April 28, 2003

Kevin Werbach on the Next Layer of Innovation

Kevin Werbach peers across the web at O'Reilly's Emerging Technologies conference, and finds that it confirms three of his basic beliefs about the world today. The era in which integrated circuits were the cutting and most exciting edge has long passed (but technological progress in integrated circuits has not slowed down: it has provided the foundation along which everything else was built). The era in which personal computers were the cutting and most exciting edge has long passed (but technological progress, et cetera...). The era in which the internet was the cutting and most exciting edge has long passed (but technological progress, et cetera...). And now--well, according to Kevin we don't yet have a word for where the cutting and most exciting edge is. But it is definitely there:

  • Contrary to popular belief, innovation hasn't stopped. There are exceptionally exciting technologies and companies out there. Some are solving new problems, while others have new approaches for big old problems that haven't gone away. Why did we ever think the NASDAQ index was a proxy for the health of the technology industry?
  • The exciting innovations are inter-related, in ways we don't yet have words for. Social software, Weblogs, rich Internet applications, Web services, unlicensed wireless, grid computing, digital identity, broadband media. We keep seeing more connections pop up everywhere. I believe decentralization is the most useful prism with which to understand these developments, but it's not the only one.
  • We're experiencing a generational shift. "Yesterday" now means the emergence of the Web, not the PC industry. It's time for a new crop of innovators, leaders, and conferences. Of course, some of those who grew up in the prior era will make the transition and offer their valuable experience. But the reference points have changed.

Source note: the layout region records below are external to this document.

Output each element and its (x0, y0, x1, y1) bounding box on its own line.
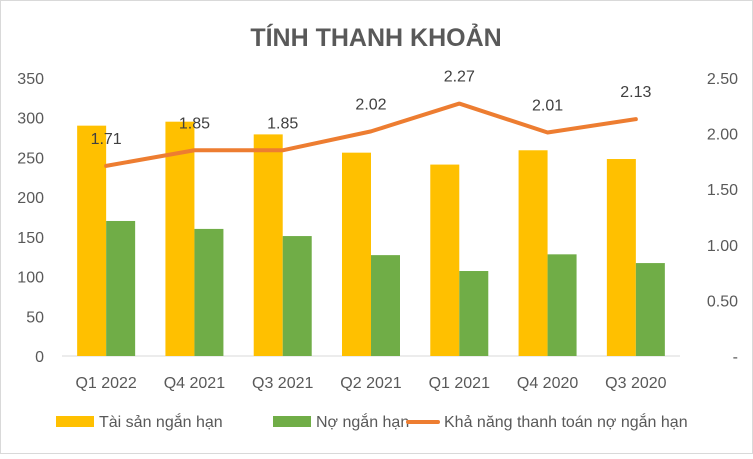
legend-item: Tài sản ngắn hạn (56, 412, 223, 431)
y-left-tick-label: 50 (26, 309, 44, 326)
bar-tai-san-ngan-han (253, 134, 283, 356)
x-tick-label: Q4 2021 (164, 375, 225, 392)
bar-tai-san-ngan-han (606, 159, 636, 356)
y-right-tick-label: 1.50 (707, 182, 738, 199)
legend-item: Khả năng thanh toán nợ ngắn hạn (406, 412, 688, 431)
bar-no-ngan-han (106, 220, 136, 356)
ratio-data-label: 2.13 (620, 84, 651, 101)
legend-item: Nợ ngắn hạn (273, 412, 409, 431)
legend-swatch (273, 416, 311, 427)
x-tick-label: Q4 2020 (517, 375, 578, 392)
x-tick-label: Q1 2021 (429, 375, 490, 392)
ratio-data-label: 2.27 (444, 69, 475, 86)
legend-swatch (56, 416, 94, 427)
ratio-data-label: 2.01 (532, 97, 563, 114)
bars (77, 121, 665, 357)
line-layer: 1.71 1.85 1.85 2.02 2.27 2.01 2.13 (91, 69, 652, 168)
bar-no-ngan-han (547, 254, 577, 356)
y-right-tick-label: 2.50 (707, 71, 738, 88)
ratio-data-label: 1.85 (267, 115, 298, 132)
bar-no-ngan-han (459, 271, 489, 356)
y-right-tick-label: - (733, 349, 738, 366)
x-tick-label: Q2 2021 (340, 375, 401, 392)
ratio-data-label: 1.85 (179, 115, 210, 132)
y-left-tick-label: 300 (17, 111, 44, 128)
legend-label: Khả năng thanh toán nợ ngắn hạn (444, 412, 688, 431)
y-right-tick-label: 2.00 (707, 127, 738, 144)
bar-tai-san-ngan-han (518, 150, 548, 356)
y-right-tick-label: 0.50 (707, 293, 738, 310)
legend-label: Tài sản ngắn hạn (99, 412, 223, 431)
y-left-tick-label: 200 (17, 190, 44, 207)
ratio-data-label: 1.71 (91, 131, 122, 148)
y-left-tick-label: 250 (17, 150, 44, 167)
legend-label: Nợ ngắn hạn (316, 412, 409, 431)
bar-no-ngan-han (635, 263, 665, 356)
bar-no-ngan-han (194, 228, 224, 356)
y-left-tick-label: 0 (35, 349, 44, 366)
legend: Tài sản ngắn hạn Nợ ngắn hạn Khả năng than… (56, 412, 688, 431)
chart-title: TÍNH THANH KHOẢN (250, 22, 501, 52)
bar-tai-san-ngan-han (165, 121, 195, 356)
y-right-tick-label: 1.00 (707, 238, 738, 255)
axes: 0 50 100 150 200 250 300 350 - 0.50 1.00 1.50 2.00 2.… (17, 71, 738, 392)
bar-no-ngan-han (282, 236, 312, 356)
x-tick-label: Q1 2022 (75, 375, 136, 392)
ratio-line (104, 101, 638, 168)
y-left-tick-label: 100 (17, 270, 44, 287)
x-tick-label: Q3 2021 (252, 375, 313, 392)
bar-tai-san-ngan-han (342, 152, 371, 356)
bar-tai-san-ngan-han (77, 125, 107, 357)
bar-no-ngan-han (371, 255, 400, 356)
ratio-data-label: 2.02 (355, 96, 386, 113)
y-left-tick-label: 150 (17, 230, 44, 247)
y-left-tick-label: 350 (17, 71, 44, 88)
bar-tai-san-ngan-han (430, 164, 460, 356)
x-tick-label: Q3 2020 (605, 375, 666, 392)
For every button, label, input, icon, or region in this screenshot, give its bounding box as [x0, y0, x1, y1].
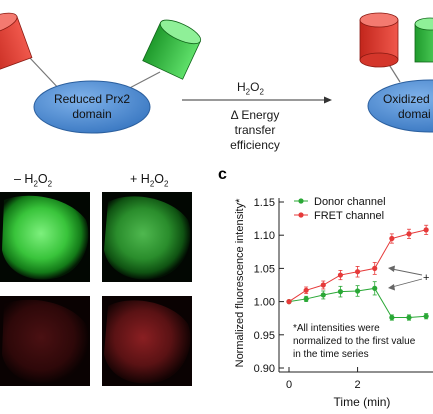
reduced-domain-line2: domain: [72, 107, 111, 121]
data-point: [337, 272, 344, 278]
oxidized-domain-line1: Oxidized P: [383, 92, 433, 106]
data-point: [354, 269, 361, 275]
plus-oxidant-label: + H2O2: [130, 172, 169, 189]
fret-scheme-diagram: Reduced Prx2 domain Oxidized P domai: [0, 12, 433, 134]
data-point: [303, 296, 309, 302]
reduced-domain-line1: Reduced Prx2: [54, 92, 130, 106]
data-point: [423, 313, 429, 319]
data-point: [320, 292, 326, 298]
y-tick-label: 1.15: [254, 197, 275, 209]
y-tick-label: 1.05: [254, 263, 275, 275]
energy-transfer-label: Δ Energy transfer efficiency: [230, 108, 280, 152]
data-point: [406, 231, 412, 237]
panel-c-letter: c: [218, 166, 227, 183]
y-tick-label: 1.00: [254, 297, 275, 309]
normalization-note: *All intensities were normalized to the …: [293, 323, 416, 360]
data-point: [389, 235, 395, 242]
data-point: [372, 265, 378, 271]
data-point: [372, 285, 378, 291]
oxidized-prx2-domain: [367, 79, 433, 133]
y-axis-label: Normalized fluorescence intensity*: [234, 198, 246, 367]
legend-fret-label-marker: [298, 212, 304, 218]
chart-legend: Donor channel FRET channel: [294, 196, 386, 222]
data-point: [286, 299, 292, 305]
data-point: [354, 288, 361, 294]
legend-fret-label: FRET channel: [314, 210, 384, 222]
data-point: [303, 287, 309, 293]
oxidized-domain-line2: domai: [398, 107, 431, 121]
acceptor-fluorophore-left: [0, 12, 33, 74]
acceptor-fluorophore-right: [359, 12, 399, 68]
donor-fluorophore-right: [414, 17, 433, 63]
change-annotation: +: [388, 265, 429, 291]
data-point: [337, 289, 344, 295]
data-point: [389, 314, 395, 321]
annotation-plus: +: [423, 272, 429, 284]
y-tick-label: 0.95: [254, 330, 275, 342]
x-tick-label: 0: [286, 379, 292, 391]
minus-oxidant-label: – H2O2: [14, 172, 53, 189]
donor-fluorophore-left: [142, 19, 202, 80]
legend-donor-label: Donor channel: [314, 196, 386, 208]
data-point: [320, 282, 326, 288]
y-tick-label: 0.90: [254, 363, 275, 375]
x-tick-label: 2: [355, 379, 361, 391]
data-point: [406, 314, 412, 321]
reduced-prx2-domain: [33, 80, 151, 134]
microscopy-images: [0, 192, 192, 386]
legend-donor-marker: [298, 198, 304, 204]
x-axis-label: Time (min): [334, 395, 391, 409]
oxidant-label: H2O2: [237, 80, 264, 97]
y-tick-label: 1.10: [254, 230, 275, 242]
data-point: [423, 227, 429, 233]
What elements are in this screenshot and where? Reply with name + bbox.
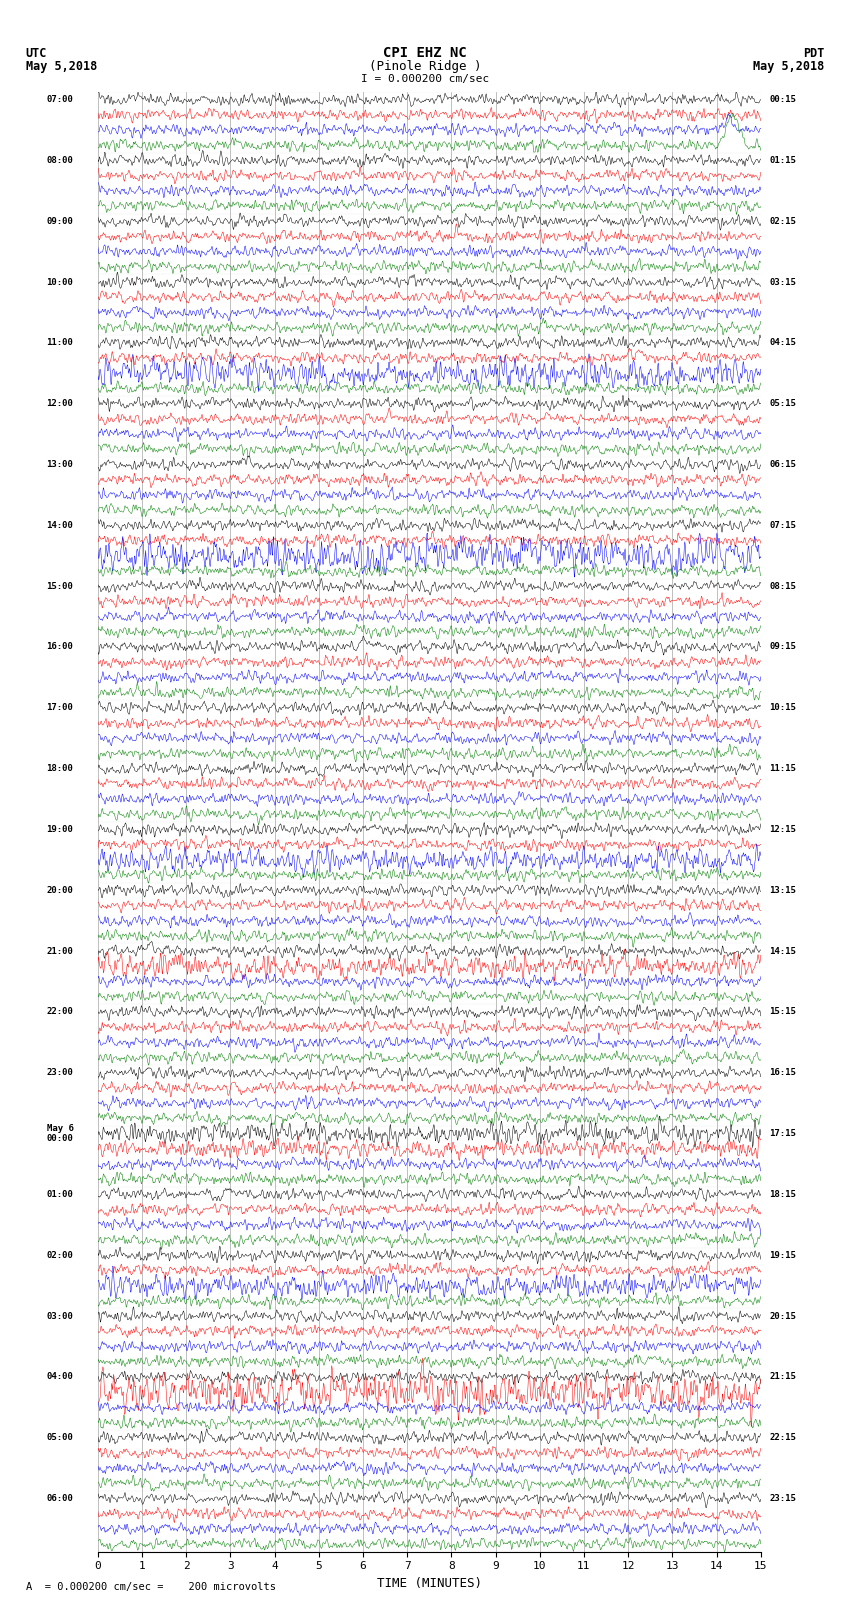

Posted by DeLong at April 28, 2003 09:25 PM | TrackBack

Comments

"The exciting innovations are inter-related, in ways we don't yet have words for. Social software, Weblogs, rich Internet applications, Web services, unlicensed wireless, grid computing, digital identity, broadband media"

Weblogs and grid computing??? It sounds like he's still looking for incremental improvements in the last big things(computing/internet/wireless) instead of looking for the next big thing. Right now we're in between big things, but something mind blowing tends to come along every ten years or so. In the past it has been things like airplanes, space exploration, telephone, television, microwaves, & vaccines. I think personal computing/internet/wireless have had such a huge impact on our daily routines that it is easy to forget that technology means other things too. Of course these things will be made more convenient, it's just that so much of the revolution has happened already that even video enabled mobile phones won't be such big news.

The next 2 or 3 decades will bring widespread adoption of things like LED lightbulbs, solar power, and cars which drive themselves and don't use petroleum. Hopefully they will also bring major medical discoveries as well. Of course no development is certain, but these technologies all have their own "Moore's law" of progress and they are viewed as impractical until the right functionality is achieved at the right price.


Posted by: snsterling on April 29, 2003 05:27 AM

I am hoping the following will be in my lifetime, and these should all be revolutionary - each one more than anything before it:
1. Better than Human level Artificial intelligence

2. Nanotechnology universal builder

3. Fusion-based safe powerplants

4. Advanced DNA-based technologies

All of these, I think, depend upon some massive increases in the capability and logic in computers. Any one of these would probably change the world more than anything before it.